This is probably one of the more common questions I get, namely how can I get the cheapest boots to do the job, and can I use them in Scotland as well?
Unfortunately, boots are one of the few bits of kit where you just cannot scrimp. For clothing, you could get an outfit from Decathlon or Trespass, use a caravan camping sleeping bag or the duvet off your bed, have a rucksack made from an Ikea carrier bag, but as for your boots, well they need to be right.
In the good old days, you only had one real choice when it came to boots, namely plastics, the go-to boot when I started probably the Scarpa Vega. These came with either a standard open cell foam inner (absorbed sweat) or a closed-cell high altitude inner (which did not). For me non were that warm, and using them on long winter alpine routes (like the NE spur of the Droites) was always a struggle, fine when moving, but cold when static. Most people managed but it was not unusual for mates to get frostbite or frost nipped toes. The introduction of leather boots by Scarpa, Sportiva and Salamon muddied the water a bit, with cold injuries increasing, but with a pay off they gave the impression of being better climbing boots and being lighter. The salespeople stressed how they were more ‘sensitive’ and ‘better on technical ground’, giving more ‘feel’, but I think it was mostly spin.
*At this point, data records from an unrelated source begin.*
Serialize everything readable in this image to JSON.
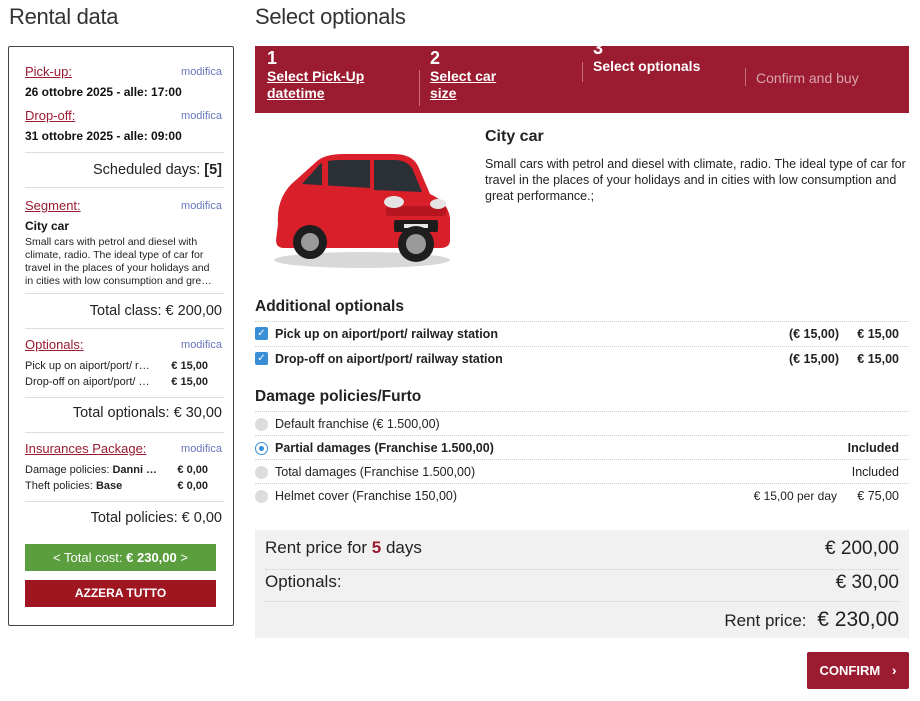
{
  "left": {
    "title": "Rental data",
    "pickup_label": "Pick-up:",
    "pickup_value": "26 ottobre 2025 - alle: 17:00",
    "dropoff_label": "Drop-off:",
    "dropoff_value": "31 ottobre 2025 - alle: 09:00",
    "modify_label": "modifica",
    "scheduled_days_label": "Scheduled days:",
    "scheduled_days_value": "[5]",
    "segment_label": "Segment:",
    "segment_name": "City car",
    "segment_desc": "Small cars with petrol and diesel with climate, radio. The ideal type of car for travel in the places of your holidays and in cities with low consumption and gre…",
    "total_class": "Total class: € 200,00",
    "optionals_label": "Optionals:",
    "optionals": [
      {
        "name": "Pick up on aiport/port/ r…",
        "price": "€ 15,00"
      },
      {
        "name": "Drop-off on aiport/port/ …",
        "price": "€ 15,00"
      }
    ],
    "total_optionals": "Total optionals: € 30,00",
    "insurances_label": "Insurances Package:",
    "insurances": [
      {
        "name": "Damage policies:",
        "value": "Danni …",
        "price": "€ 0,00"
      },
      {
        "name": "Theft policies:",
        "value": "Base",
        "price": "€ 0,00"
      }
    ],
    "total_policies": "Total policies: € 0,00",
    "total_cost_prefix": "< Total cost: ",
    "total_cost_value": "€ 230,00",
    "total_cost_suffix": " >",
    "reset_button": "AZZERA TUTTO"
  },
  "right": {
    "title": "Select optionals",
    "steps": [
      {
        "num": "1",
        "label_line1": "Select Pick-Up",
        "label_line2": "datetime"
      },
      {
        "num": "2",
        "label_line1": "Select car",
        "label_line2": "size"
      },
      {
        "num": "3",
        "label_line1": "Select optionals",
        "label_line2": ""
      },
      {
        "num": "",
        "label_line1": "Confirm and buy",
        "label_line2": ""
      }
    ],
    "car_title": "City car",
    "car_desc": "Small cars with petrol and diesel with climate, radio. The ideal type of car for travel in the places of your holidays and in cities with low consumption and great performance.;",
    "additional_heading": "Additional optionals",
    "additional": [
      {
        "label": "Pick up on aiport/port/ railway station",
        "unit": "(€ 15,00)",
        "total": "€ 15,00",
        "checked": true
      },
      {
        "label": "Drop-off on aiport/port/ railway station",
        "unit": "(€ 15,00)",
        "total": "€ 15,00",
        "checked": true
      }
    ],
    "damage_heading": "Damage policies/Furto",
    "damage": [
      {
        "label": "Default franchise (€ 1.500,00)",
        "unit": "",
        "total": "",
        "selected": false
      },
      {
        "label": "Partial damages (Franchise 1.500,00)",
        "unit": "",
        "total": "Included",
        "selected": true
      },
      {
        "label": "Total damages (Franchise 1.500,00)",
        "unit": "",
        "total": "Included",
        "selected": false
      },
      {
        "label": "Helmet cover (Franchise 150,00)",
        "unit": "€ 15,00 per day",
        "total": "€ 75,00",
        "selected": false
      }
    ],
    "summary": {
      "rent_prefix": "Rent price for ",
      "rent_days": "5",
      "rent_suffix": " days",
      "rent_value": "€ 200,00",
      "optionals_label": "Optionals:",
      "optionals_value": "€ 30,00",
      "total_label": "Rent price:",
      "total_value": "€ 230,00"
    },
    "confirm_button": "CONFIRM",
    "confirm_icon": "chevron-right-icon"
  },
  "colors": {
    "brand": "#9b1b30",
    "green": "#5a9e3e",
    "checkbox": "#3a8ed6"
  }
}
These boots did fit better, and they were sometimes (but not always) lighter, but they required more care, got waterlogged over days, and were not that very warm if it was really cold, and no use on multi-day climbs. As for the whole sensitive thing, I’d say that having a solid boot like plastic is way better on most climbs than a softer lighter leather boot. Such a boot provides a better platform when standing on your front points or on a tiny edge. It will also keep you warmer for longer, can be split on bivvys or to aid drying, and are just tough. Leather boots are much better on the hardest climbs, but then people like Nick Bullock climbed in ski touring boots on grade VIII’s. If you’re doing gymnastic moves on a limestone roof yes you don’t want a pair of Spantiks on, but if you’re moving up slowly and carefully on some Ben Nevis grade VI then you may well find them better. The bottom line for me is that you tend to climb as well as you can as long as the boots are half decent, then it comes down to all the other details.
As for warmth on bigger climbs and longer trips, the introduction of the proper double insulated boots (foam inner and outer) demonstrated by the One Sport Everest was a game-changer. Since then there’s been a raft of such high altitude or cold weather climbing boots, from Sportiva, Millet, Scarpa, Boreal, The North Face and others. The boon for climbers was that this technology then filtered down into boots that could work at both high and low altitudes, the greater ranges as well as the alps and Scotland.
Now this isn’t a review of what’s out there, and I need to stress I get free boots from Sportiva (I used a proto pair of Olympus Mons boots on the Dru in 2002), so what I say is skewed. But for me the benchmark climbing boot for ‘do it all’ would be the Spantik (little review I did here, as I’ve used mine from Antarctic grade VII walls, climbing in the Ruth Gorge in Winter, Patagonia, Winter alps, grade 6 ice and Scottish VII. There are other boots out there but for me they often suffer from being ‘pro specific’, designed to be a lightweight as possible to the detriment of longevity (pros get them for free anyway). This can most usually be seen in the price, with carbon fibre and space-age materials pushing the price up to £500 or £600 which is too much to pay (often these prices are inflated so as to still give a good margin when they are discounted). These boots are not perfect of course, the laces can be a pain at times (always carry spares!!!!), and can get trashed due to uppers being softer than hard plastic (repair rands), and you need good gaitors. I think at the moment you can find these boots for under £400.
I’ve yet to try the G2 SM’s but imagine looking at the specs that they’re very good, but maybe not so good if you’re on a budget, plus they look a little less warm than the Spantiks (remember that the Spantiks were state of the art when they came out, and the G2’s are just another step). As for the Batura’s, fantastic for Scotland or ice climbing but no good for expeditions.
As for borrowing boots? Well, they need to fit and be in good condition, and many a climb (and a few toes) has been lost due to thinking tight boots would be OK. My partner last month is still struggling with toes twenty-five years after trying to climb in borrowed boots. You may get away with Alpha’s (Steve House did on Nanga Parbat), but then you’re not Steve House and need to know your feet. Yes, even a pair of approach shoes will work in sub-zero temperatures for a while (I’ve used single leather boots down to -32 degrees C), but only when you’re moving. Stop for just a little while and you’re feet will freeze, stop any longer or get stuck out for the night and it’ll be your toes or worse.
A good pair of boots should cost you a weeks wages, and if you want to go cold and high then double that. It’s an investment worth making as irrespective of cold injuries, having to turn round or freezing all the time (and the stress that brings) ruins climbs. Get down the charity shop for your threads and use the money you save on your boots.